Under the 2015–2019 MTA Capital Plan, the station underwent a complete overhaul as part of the Enhanced Station Initiative and was entirely closed for several months. Updates included cellular service, Wi-Fi, USB charging stations, interactive service advisories and maps. The award for Package 2 of the renovations, which covered renovations at the 30th Avenue, Broadway, 36th Avenue, and 39th Avenue stations, was awarded on April 14, 2017, to Skanska USA. This station, along with 36th Avenue, was closed entirely for around eight months starting on October 23, 2017. After the 30th Avenue and 36th Avenue stations closed, there was some controversy over the loss of business near these stations. The stations reopened on June 22, 2018. In July 2018, the MTA retroactively awarded a contract for the additional platform and girder repairs at the 30th and 36th Avenues stations, conducted after the stations had reopened.

==Station layout==

This elevated station has two side platforms and three tracks. The center track is not used in revenue service, but it had been used regularly as recently as 2002.

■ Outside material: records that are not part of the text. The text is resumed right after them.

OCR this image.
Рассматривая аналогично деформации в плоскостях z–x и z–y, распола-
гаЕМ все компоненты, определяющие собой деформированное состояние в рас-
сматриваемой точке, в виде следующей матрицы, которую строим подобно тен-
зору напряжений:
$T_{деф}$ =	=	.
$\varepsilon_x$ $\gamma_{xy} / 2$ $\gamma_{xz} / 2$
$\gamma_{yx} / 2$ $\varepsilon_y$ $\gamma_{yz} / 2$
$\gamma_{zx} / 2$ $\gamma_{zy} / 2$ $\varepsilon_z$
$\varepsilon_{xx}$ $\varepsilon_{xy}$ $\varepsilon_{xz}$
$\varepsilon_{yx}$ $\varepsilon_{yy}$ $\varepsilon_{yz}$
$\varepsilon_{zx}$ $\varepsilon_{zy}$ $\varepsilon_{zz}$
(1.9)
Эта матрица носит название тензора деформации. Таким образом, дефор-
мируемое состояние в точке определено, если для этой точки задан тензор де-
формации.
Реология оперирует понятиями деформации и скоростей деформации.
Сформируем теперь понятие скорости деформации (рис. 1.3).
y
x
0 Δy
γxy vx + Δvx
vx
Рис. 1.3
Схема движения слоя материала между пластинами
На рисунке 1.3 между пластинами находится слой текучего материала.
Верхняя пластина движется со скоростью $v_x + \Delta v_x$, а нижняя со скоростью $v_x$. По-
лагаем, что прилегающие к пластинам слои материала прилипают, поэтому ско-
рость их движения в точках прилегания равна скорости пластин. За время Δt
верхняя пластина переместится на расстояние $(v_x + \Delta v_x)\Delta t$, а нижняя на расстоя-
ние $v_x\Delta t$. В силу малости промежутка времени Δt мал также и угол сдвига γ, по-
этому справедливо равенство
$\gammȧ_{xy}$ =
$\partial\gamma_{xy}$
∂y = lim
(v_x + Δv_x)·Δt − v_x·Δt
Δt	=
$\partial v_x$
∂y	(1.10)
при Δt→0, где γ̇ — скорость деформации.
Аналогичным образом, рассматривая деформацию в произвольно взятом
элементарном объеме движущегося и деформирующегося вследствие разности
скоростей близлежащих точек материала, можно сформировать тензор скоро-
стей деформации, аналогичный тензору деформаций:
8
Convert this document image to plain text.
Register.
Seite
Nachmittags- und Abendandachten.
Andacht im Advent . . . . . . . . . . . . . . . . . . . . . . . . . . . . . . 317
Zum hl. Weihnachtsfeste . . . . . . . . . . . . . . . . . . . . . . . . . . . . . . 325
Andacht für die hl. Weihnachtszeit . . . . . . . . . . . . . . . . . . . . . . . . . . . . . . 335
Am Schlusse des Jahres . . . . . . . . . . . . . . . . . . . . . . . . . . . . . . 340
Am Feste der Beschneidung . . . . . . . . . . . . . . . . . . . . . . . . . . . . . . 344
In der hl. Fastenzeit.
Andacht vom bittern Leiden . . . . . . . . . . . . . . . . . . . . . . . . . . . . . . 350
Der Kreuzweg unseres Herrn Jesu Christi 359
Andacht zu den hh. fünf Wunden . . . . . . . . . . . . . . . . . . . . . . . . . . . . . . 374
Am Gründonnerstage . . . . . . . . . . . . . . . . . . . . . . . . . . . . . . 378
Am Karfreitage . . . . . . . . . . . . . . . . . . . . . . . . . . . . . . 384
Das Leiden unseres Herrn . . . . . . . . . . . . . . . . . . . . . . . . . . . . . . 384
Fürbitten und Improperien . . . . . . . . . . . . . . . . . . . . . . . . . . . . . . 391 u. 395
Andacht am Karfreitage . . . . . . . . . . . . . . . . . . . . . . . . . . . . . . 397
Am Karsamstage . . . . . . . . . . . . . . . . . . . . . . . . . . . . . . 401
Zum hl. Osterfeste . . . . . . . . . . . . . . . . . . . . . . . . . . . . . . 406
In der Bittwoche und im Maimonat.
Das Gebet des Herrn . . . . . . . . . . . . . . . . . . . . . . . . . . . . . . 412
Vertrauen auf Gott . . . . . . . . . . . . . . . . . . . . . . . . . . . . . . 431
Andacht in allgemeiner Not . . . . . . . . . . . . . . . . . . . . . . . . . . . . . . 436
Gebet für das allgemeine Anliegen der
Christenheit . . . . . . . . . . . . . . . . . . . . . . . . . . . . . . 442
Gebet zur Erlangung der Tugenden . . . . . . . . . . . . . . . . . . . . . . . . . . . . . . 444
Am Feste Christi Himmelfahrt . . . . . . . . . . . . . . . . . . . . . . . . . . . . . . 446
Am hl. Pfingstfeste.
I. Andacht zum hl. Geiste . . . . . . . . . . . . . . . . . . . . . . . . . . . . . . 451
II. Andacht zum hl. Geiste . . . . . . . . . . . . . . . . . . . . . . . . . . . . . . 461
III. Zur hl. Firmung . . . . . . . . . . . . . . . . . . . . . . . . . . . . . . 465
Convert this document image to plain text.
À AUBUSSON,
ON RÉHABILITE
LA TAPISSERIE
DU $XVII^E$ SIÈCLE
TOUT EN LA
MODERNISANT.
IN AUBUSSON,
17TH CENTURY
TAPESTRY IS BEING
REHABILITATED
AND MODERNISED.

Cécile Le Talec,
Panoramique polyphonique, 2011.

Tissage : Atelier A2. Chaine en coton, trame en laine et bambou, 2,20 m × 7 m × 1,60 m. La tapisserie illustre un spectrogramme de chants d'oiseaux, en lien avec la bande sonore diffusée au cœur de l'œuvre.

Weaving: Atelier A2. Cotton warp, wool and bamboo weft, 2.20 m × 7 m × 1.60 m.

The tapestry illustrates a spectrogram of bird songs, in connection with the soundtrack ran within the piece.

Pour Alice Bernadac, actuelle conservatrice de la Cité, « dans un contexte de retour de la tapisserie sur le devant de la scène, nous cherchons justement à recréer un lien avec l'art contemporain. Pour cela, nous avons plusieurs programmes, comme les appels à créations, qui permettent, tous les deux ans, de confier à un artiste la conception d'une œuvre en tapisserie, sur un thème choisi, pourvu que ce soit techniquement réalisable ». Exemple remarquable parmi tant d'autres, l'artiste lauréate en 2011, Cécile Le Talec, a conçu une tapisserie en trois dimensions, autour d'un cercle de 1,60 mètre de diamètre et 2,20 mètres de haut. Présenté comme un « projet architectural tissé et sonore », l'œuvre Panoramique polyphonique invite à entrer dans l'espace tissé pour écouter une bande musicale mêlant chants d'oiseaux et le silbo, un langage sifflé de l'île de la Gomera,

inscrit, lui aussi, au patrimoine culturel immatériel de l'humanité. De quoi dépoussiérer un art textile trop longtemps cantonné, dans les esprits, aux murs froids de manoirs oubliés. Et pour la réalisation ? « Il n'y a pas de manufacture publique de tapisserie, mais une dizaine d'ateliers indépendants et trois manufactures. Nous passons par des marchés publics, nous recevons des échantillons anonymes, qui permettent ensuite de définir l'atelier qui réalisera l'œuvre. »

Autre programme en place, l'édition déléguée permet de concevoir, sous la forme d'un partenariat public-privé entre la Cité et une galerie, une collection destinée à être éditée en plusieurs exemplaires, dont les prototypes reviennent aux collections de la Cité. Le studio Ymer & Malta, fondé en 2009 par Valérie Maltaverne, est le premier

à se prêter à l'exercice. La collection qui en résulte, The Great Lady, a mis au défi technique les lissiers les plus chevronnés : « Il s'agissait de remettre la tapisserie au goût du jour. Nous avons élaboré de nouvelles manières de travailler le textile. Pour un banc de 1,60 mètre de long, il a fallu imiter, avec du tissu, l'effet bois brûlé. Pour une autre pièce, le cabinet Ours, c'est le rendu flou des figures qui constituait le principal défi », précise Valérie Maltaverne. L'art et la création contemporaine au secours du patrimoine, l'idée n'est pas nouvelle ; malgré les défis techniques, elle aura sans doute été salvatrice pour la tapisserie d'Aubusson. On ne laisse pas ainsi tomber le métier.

The platforms are narrower at their south ends. The ends of each platform contain full-height mesh windscreens, while the center of the platform contains glass windscreens and black metal canopies. Prior to the 2018 renovations, both platforms had creme-colored corrugated windscreens for their entire lengths and red wooden canopies at the platforms' centers.

As part of the MTA Arts & Design program, Stephen Westfall created an artwork for the station, titled Perasma I and II; Dappleganger, which was installed in 2018. The artwork consists of 47 laminated glass panels in the mezzanine, each with geometric designs. According to the MTA, the panels were intended to "rhythmically invoke universality alongside cultural identity".

===Exits===
This station's only mezzanine is an elevated wooden station house beneath the center of the platforms and tracks. It has a turnstile bank and two staircases for each platform. A crossunder is behind the token booth on the north side. A passageway on each side behind the platform stairs leads to a staircase going down to either southern corners of 31st Street and 30th Avenue. Two staircases on the other side go down to the northern corners. An exit-only stair from the northbound platform descends to the southeastern corner of Newtown Avenue and 31st Street.